A step-by-step guide to disinfecting the toilet:
While you are waiting for your toilet bowl cleaner to properly disinfect, you can get started on cleaning the rest of the commode. Use a bathroom-specific disinfectant: Forte recommends Lysol’s Power Bathroom Cleaner because it clearly states how long you’ll need to leave the surface wet in order to neutralize common viruses and bacteria: 10 minutes.
An Important Note: Forte says that disinfectants only truly neutralize germs if the surface has been pre-cleaned of any surface scum or debris beforehand. This means you’ll need to pass over your toilet once quickly with a disinfecting wipe (or any disinfectant product) before applying another layer of disinfecting spray. You’ll need to remove any bodily fluids, such as vomit, before applying your disinfectant spray for it to be truly effective, Forte says.
- Start with the exterior of your toilet. You can work your way up from its foundation to the lid itself. Spray underneath your toilet thoroughly and the sides of the commode thoroughly, Forte says. Be sure to spray the small area between the toilet seat and the tank, and work your way up the tank and on top of the tank itself.
- Then spray down both sides of the lid, starting with the exterior, as you’ll need to leave the lid up to reapply spray if necessary.
- Next, spray both sides of the toilet seat thoroughly, and lower it back on top of the bowl once you’ve finished.
- While you are waiting for the disinfectant to air dry, tackle tough spots that are known to harbor more germs.
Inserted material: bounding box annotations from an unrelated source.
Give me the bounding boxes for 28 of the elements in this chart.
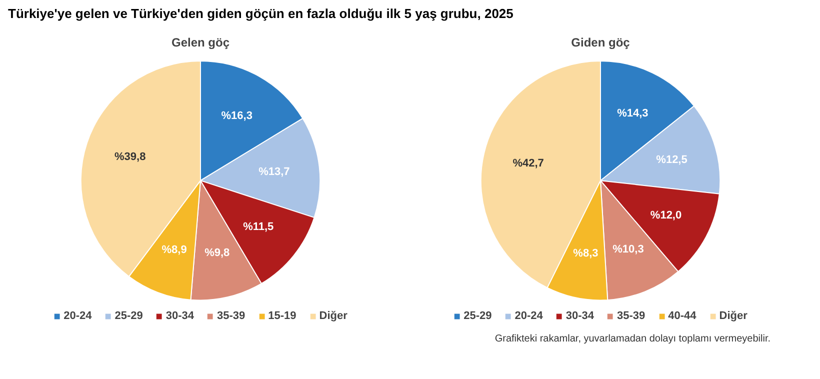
chart-subtitle: Giden göç (571, 36, 630, 50)
legend-label: Diğer (719, 310, 748, 322)
legend-label: 35-39 (617, 310, 646, 322)
legend-label: Diğer (319, 310, 348, 322)
chart-subtitle: Gelen göç (171, 36, 230, 50)
data-label: %13,7 (258, 166, 290, 178)
legend-label: 25-29 (464, 310, 492, 322)
data-label: %12,5 (656, 154, 688, 166)
legend-label: 20-24 (514, 310, 543, 322)
data-label: %16,3 (221, 110, 252, 122)
legend-label: 15-19 (268, 310, 296, 322)
text: Grafikteki rakamlar, yuvarlamadan dolayı toplamı vermeyebilir. (494, 334, 771, 344)
data-label: %42,7 (512, 158, 544, 170)
legend-label: 35-39 (217, 310, 246, 322)
data-label: %10,3 (612, 243, 644, 256)
data-label: %8,9 (162, 244, 187, 256)
data-label: %8,3 (573, 247, 598, 260)
legend-label: 40-44 (668, 310, 696, 322)
data-label: %9,8 (204, 246, 230, 259)
data-label: %12,0 (650, 209, 682, 222)
legend-label: 20-24 (64, 310, 92, 322)
legend-label: 30-34 (566, 310, 594, 322)
data-label: %11,5 (243, 221, 274, 234)
legend-label: 25-29 (114, 310, 143, 322)
data-label: %39,8 (114, 151, 146, 164)
chart-title: Türkiye'ye gelen ve Türkiye'den giden göçün en fazla olduğu ilk 5 yaş grubu, 2025 (8, 5, 514, 23)
legend-label: 30-34 (166, 310, 194, 322)
data-label: %14,3 (617, 108, 648, 120)
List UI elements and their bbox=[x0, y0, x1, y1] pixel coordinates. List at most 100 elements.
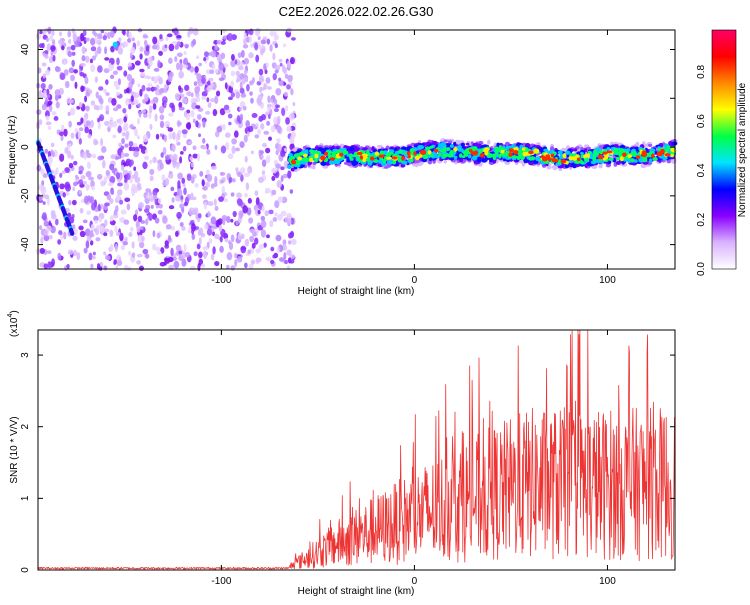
spectrogram-band-cell bbox=[314, 158, 318, 163]
spectrogram-noise-speck bbox=[202, 137, 206, 144]
spectrogram-noise-speck bbox=[79, 62, 86, 67]
snr-y-scale-base: (x10 bbox=[9, 317, 20, 337]
spectrogram-noise-speck bbox=[125, 87, 130, 94]
spectrogram-band-cell bbox=[550, 153, 555, 158]
spectrogram-noise-speck bbox=[273, 34, 279, 41]
spectrogram-noise-speck bbox=[109, 163, 115, 171]
spectrogram-band-cell bbox=[361, 153, 368, 158]
spectrogram-noise-speck bbox=[90, 240, 94, 246]
spectrogram-noise-speck bbox=[192, 145, 197, 151]
spectrogram-noise-speck bbox=[133, 92, 139, 99]
spectrogram-noise-speck bbox=[40, 82, 46, 90]
spectrogram-band-cell bbox=[513, 150, 519, 155]
spectrogram-noise-speck bbox=[227, 32, 233, 42]
spectrogram-band-cell bbox=[406, 151, 411, 155]
spectrogram-noise-speck bbox=[41, 62, 47, 67]
spectrogram-noise-speck bbox=[110, 190, 115, 195]
spectrogram-noise-speck bbox=[140, 109, 147, 114]
spectrogram-y-tick-label: 40 bbox=[20, 44, 31, 56]
spectrogram-x-tick-label: -100 bbox=[211, 275, 231, 286]
spectrogram-noise-speck bbox=[50, 44, 56, 52]
spectrogram-noise-speck bbox=[189, 156, 194, 161]
spectrogram-noise-speck bbox=[72, 33, 77, 40]
spectrogram-noise-speck bbox=[144, 149, 148, 154]
spectrogram-noise-speck bbox=[265, 111, 269, 116]
spectrogram-x-axis-label: Height of straight line (km) bbox=[298, 286, 415, 297]
spectrogram-noise-speck bbox=[71, 224, 76, 230]
spectrogram-noise-speck bbox=[176, 52, 183, 58]
spectrogram-noise-speck bbox=[112, 134, 117, 139]
spectrogram-band-cell bbox=[320, 161, 327, 166]
spectrogram-band-cell bbox=[440, 142, 446, 148]
spectrogram-noise-speck bbox=[70, 44, 76, 51]
spectrogram-noise-speck bbox=[94, 35, 99, 44]
spectrogram-noise-speck bbox=[103, 88, 107, 94]
spectrogram-noise-speck bbox=[194, 183, 199, 188]
spectrogram-noise-speck bbox=[254, 134, 260, 139]
spectrogram-noise-speck bbox=[91, 55, 96, 61]
spectrogram-noise-speck bbox=[260, 215, 266, 222]
spectrogram-noise-speck bbox=[286, 125, 292, 133]
spectrogram-noise-speck bbox=[51, 39, 56, 46]
spectrogram-noise-speck bbox=[124, 236, 128, 242]
spectrogram-noise-speck bbox=[288, 80, 293, 86]
spectrogram-noise-speck bbox=[267, 95, 271, 103]
spectrogram-noise-speck bbox=[121, 137, 125, 145]
spectrogram-noise-speck bbox=[185, 62, 192, 70]
spectrogram-noise-speck bbox=[78, 102, 83, 108]
colorbar-ticks: 0.0 0.2 0.4 0.6 0.8 bbox=[696, 64, 707, 275]
spectrogram-noise-speck bbox=[103, 232, 108, 237]
spectrogram-noise-speck bbox=[205, 110, 211, 115]
spectrogram-band-cell bbox=[512, 155, 518, 159]
spectrogram-noise-speck bbox=[153, 67, 160, 72]
spectrogram-band-cell bbox=[415, 155, 420, 161]
spectrogram-noise-speck bbox=[226, 251, 233, 261]
spectrogram-noise-speck bbox=[268, 136, 272, 141]
spectrogram-band-cell bbox=[453, 141, 457, 147]
spectrogram-noise-speck bbox=[275, 234, 282, 242]
spectrogram-noise-speck bbox=[71, 51, 76, 56]
spectrogram-noise-speck bbox=[183, 201, 189, 207]
spectrogram-noise-speck bbox=[116, 193, 120, 201]
spectrogram-noise-speck bbox=[265, 147, 271, 154]
snr-x-tick-label: -100 bbox=[211, 576, 231, 587]
spectrogram-noise-speck bbox=[167, 127, 174, 132]
spectrogram-band-cell bbox=[666, 145, 672, 150]
spectrogram-noise-speck bbox=[187, 229, 191, 234]
spectrogram-noise-speck bbox=[79, 72, 85, 77]
spectrogram-noise-speck bbox=[196, 96, 201, 103]
spectrogram-noise-speck bbox=[131, 252, 136, 258]
spectrogram-noise-speck bbox=[65, 183, 71, 192]
spectrogram-noise-speck bbox=[92, 30, 96, 35]
spectrogram-noise-speck bbox=[276, 125, 282, 134]
colorbar-tick-label: 0.0 bbox=[696, 262, 707, 276]
spectrogram-noise-speck bbox=[243, 32, 247, 40]
spectrogram-noise-speck bbox=[176, 211, 182, 219]
snr-y-tick-label: 1 bbox=[20, 495, 31, 501]
spectrogram-noise-speck bbox=[45, 69, 51, 76]
spectrogram-noise-speck bbox=[115, 231, 121, 236]
spectrogram-band-cell bbox=[294, 153, 299, 157]
spectrogram-noise-speck bbox=[188, 207, 195, 216]
spectrogram-noise-speck bbox=[121, 29, 126, 35]
spectrogram-noise-speck bbox=[186, 174, 192, 181]
spectrogram-noise-speck bbox=[222, 217, 226, 226]
spectrogram-noise-speck bbox=[194, 66, 199, 73]
spectrogram-noise-speck bbox=[116, 104, 122, 109]
spectrogram-noise-speck bbox=[288, 240, 292, 245]
spectrogram-noise-speck bbox=[249, 228, 256, 233]
spectrogram-noise-speck bbox=[47, 156, 53, 165]
spectrogram-band-cell bbox=[530, 156, 536, 161]
spectrogram-noise-speck bbox=[182, 64, 189, 69]
spectrogram-noise-speck bbox=[202, 120, 206, 128]
spectrogram-noise-speck bbox=[54, 218, 59, 226]
spectrogram-chirp-cell bbox=[69, 230, 75, 236]
spectrogram-noise-speck bbox=[236, 114, 241, 123]
spectrogram-noise-speck bbox=[243, 57, 250, 65]
spectrogram-noise-speck bbox=[37, 67, 42, 74]
spectrogram-noise-speck bbox=[255, 248, 261, 254]
spectrogram-noise-speck bbox=[90, 100, 95, 106]
spectrogram-noise-speck bbox=[171, 144, 176, 153]
spectrogram-noise-speck bbox=[67, 30, 72, 38]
Case in point: The toilet’s flush handle, which can be even dirtier than the actual seat itself, according to the NSF International study. You can spray it specifically and be sure that it’s wet for at least five minutes before it air dries. Alternatively, especially in between cleaning sessions, you may use a disinfectant wipe to vigorously rub the handle down before allowing it to air dry.
After 10 minutes have passed, grab a clean sponge or clean paper towels to wipe away any condensation, ensuring that every surface is dry. Plus, don’t forget to flush your toilet if you haven’t already!
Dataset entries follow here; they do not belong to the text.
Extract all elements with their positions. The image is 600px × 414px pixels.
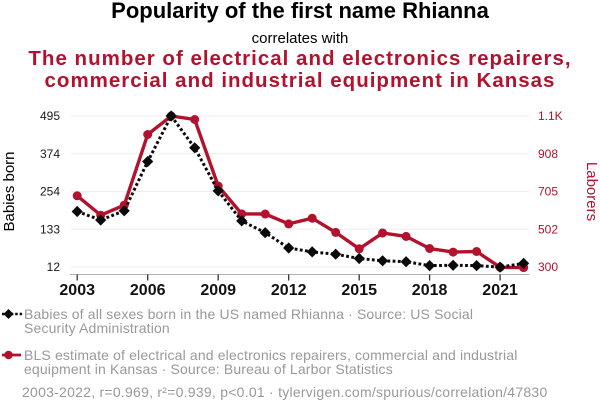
svg-text:502: 502: [538, 222, 558, 236]
svg-text:374: 374: [40, 147, 60, 161]
svg-text:495: 495: [40, 109, 60, 123]
svg-text:1.1K: 1.1K: [538, 109, 563, 123]
svg-text:254: 254: [40, 185, 60, 199]
svg-text:2006: 2006: [130, 282, 166, 299]
svg-text:Laborers: Laborers: [583, 162, 600, 221]
svg-text:2018: 2018: [412, 282, 448, 299]
svg-text:2012: 2012: [271, 282, 307, 299]
svg-text:2021: 2021: [482, 282, 518, 299]
svg-text:300: 300: [538, 260, 558, 274]
svg-text:908: 908: [538, 147, 558, 161]
svg-text:133: 133: [40, 222, 60, 236]
svg-text:705: 705: [538, 185, 558, 199]
svg-text:2003: 2003: [59, 282, 95, 299]
svg-text:Babies born: Babies born: [1, 151, 18, 231]
svg-text:2015: 2015: [341, 282, 377, 299]
svg-text:2009: 2009: [200, 282, 236, 299]
svg-text:12: 12: [47, 260, 61, 274]
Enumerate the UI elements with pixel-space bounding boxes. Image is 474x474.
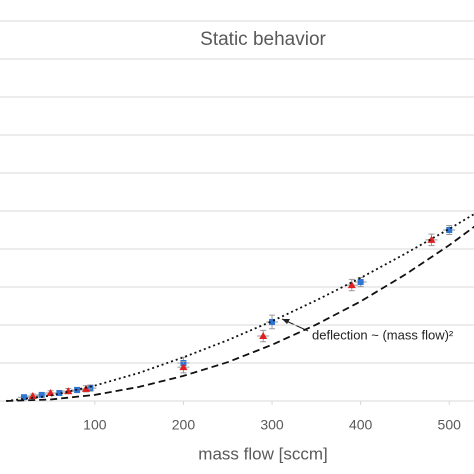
point xyxy=(20,394,27,401)
chart-title: Static behavior xyxy=(200,29,326,50)
point xyxy=(38,391,45,398)
point xyxy=(56,390,63,397)
point xyxy=(259,332,268,340)
x-tick-label: 200 xyxy=(172,417,196,433)
x-axis-label: mass flow [sccm] xyxy=(198,444,327,463)
point xyxy=(46,389,55,397)
fit-curve xyxy=(6,213,474,402)
x-tick-label: 100 xyxy=(83,417,107,433)
point xyxy=(87,385,94,392)
point xyxy=(427,235,436,243)
fit-curve xyxy=(6,225,474,402)
arrow-head xyxy=(282,319,290,324)
point xyxy=(446,227,453,233)
point xyxy=(28,392,37,400)
x-tick-label: 400 xyxy=(349,417,373,433)
point xyxy=(179,363,188,371)
point xyxy=(269,318,276,325)
x-tick-label: 300 xyxy=(260,417,284,433)
point xyxy=(357,279,364,286)
plot-layer: 100200300400500600 xyxy=(0,20,474,433)
x-tick-label: 500 xyxy=(438,417,462,433)
point xyxy=(347,281,356,289)
annotation: deflection ~ (mass flow)² xyxy=(312,327,454,342)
WATTANAPHOB KAPPAGO / EYEEMGETTY IMAGES
How often should I clean my toilet?
Disinfecting your toilet can help reduce the risk of coming into contact with threatening germs in your home, especially if someone in your family is sick and can’t be quarantined in their own quarters. But it’s important to understand that even after just one use, the toilet could once again play host to bacteria and viruses on its surfaces.
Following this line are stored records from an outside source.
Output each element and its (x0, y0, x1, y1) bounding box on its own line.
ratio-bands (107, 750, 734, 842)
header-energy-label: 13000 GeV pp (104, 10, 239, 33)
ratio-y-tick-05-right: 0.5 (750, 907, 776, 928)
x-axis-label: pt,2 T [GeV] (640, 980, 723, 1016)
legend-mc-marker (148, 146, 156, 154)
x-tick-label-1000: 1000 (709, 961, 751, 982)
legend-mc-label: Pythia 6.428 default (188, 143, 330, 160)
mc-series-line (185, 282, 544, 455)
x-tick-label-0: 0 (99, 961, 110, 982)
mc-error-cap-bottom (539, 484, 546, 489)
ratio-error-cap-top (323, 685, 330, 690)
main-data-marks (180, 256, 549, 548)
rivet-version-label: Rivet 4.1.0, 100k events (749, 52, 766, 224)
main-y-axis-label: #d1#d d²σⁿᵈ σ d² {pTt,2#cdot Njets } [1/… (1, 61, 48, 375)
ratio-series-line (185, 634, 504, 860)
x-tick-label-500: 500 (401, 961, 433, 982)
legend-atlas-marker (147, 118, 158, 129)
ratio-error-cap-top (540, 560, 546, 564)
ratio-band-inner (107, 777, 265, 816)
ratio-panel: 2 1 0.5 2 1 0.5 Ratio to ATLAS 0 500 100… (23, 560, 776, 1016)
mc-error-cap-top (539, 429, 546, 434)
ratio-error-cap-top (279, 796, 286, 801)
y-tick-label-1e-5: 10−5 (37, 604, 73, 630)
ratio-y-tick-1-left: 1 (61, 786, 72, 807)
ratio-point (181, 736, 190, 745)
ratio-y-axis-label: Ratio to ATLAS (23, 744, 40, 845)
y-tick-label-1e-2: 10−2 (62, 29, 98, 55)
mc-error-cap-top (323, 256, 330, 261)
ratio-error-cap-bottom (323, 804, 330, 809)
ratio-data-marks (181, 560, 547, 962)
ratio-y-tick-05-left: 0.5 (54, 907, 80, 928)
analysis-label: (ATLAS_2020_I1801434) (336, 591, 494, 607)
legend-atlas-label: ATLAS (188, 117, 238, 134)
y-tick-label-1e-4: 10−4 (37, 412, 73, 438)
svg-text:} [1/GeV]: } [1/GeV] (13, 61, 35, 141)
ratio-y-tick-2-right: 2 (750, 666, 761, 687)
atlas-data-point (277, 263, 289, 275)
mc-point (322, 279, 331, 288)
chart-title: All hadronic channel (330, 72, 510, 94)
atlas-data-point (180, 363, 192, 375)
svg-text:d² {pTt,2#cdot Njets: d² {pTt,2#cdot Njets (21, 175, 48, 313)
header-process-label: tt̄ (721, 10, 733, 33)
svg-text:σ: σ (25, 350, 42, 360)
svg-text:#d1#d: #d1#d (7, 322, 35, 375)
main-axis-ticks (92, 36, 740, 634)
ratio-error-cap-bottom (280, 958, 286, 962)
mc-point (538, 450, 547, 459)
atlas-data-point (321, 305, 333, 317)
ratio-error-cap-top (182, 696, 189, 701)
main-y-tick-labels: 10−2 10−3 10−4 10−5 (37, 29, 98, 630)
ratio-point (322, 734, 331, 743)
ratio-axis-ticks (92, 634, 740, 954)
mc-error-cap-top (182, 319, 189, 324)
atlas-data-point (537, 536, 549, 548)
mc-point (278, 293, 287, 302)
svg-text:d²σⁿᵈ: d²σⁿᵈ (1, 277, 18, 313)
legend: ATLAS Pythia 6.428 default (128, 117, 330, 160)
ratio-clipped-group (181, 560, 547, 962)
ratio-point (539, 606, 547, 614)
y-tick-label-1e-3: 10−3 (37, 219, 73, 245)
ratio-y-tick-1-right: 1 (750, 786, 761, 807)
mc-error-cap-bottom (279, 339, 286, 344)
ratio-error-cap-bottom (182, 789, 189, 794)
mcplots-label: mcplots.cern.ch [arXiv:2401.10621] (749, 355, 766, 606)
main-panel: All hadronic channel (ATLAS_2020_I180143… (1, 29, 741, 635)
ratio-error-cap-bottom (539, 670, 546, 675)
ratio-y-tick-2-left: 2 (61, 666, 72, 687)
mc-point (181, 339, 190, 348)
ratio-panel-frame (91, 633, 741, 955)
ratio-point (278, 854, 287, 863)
Forte says you should try to clean your toilet as often as possible, but that a full disinfect should take place every two to three days if someone is sick in your home. Outside of flu season, once a week — or biweekly, depending on how frequently the toilet is used — should suffice.
While you don’t have to worry about it every time you sanitize or disinfect your toilet, Forte says you should also factor in time to actually disinfect your cleaning supplies as well. A toilet scrubbing brush can grow mold on its own if it’s left in a watery holder, so Forte says you should periodically clean it after you’ve finished scrubbing the toilet bowl and surfaces. Spray it thoroughly with a disinfectant spray, and let it air dry by placing it between your toilet seat and the bowl itself (allowing the scrubbing head to hang above the water in the bowl). For your gloves, sponges, or any other rubber-based or porous cleaning supplies, you can make sure they’re germ-free by soaking them in bleach-infused water and air-drying afterwards.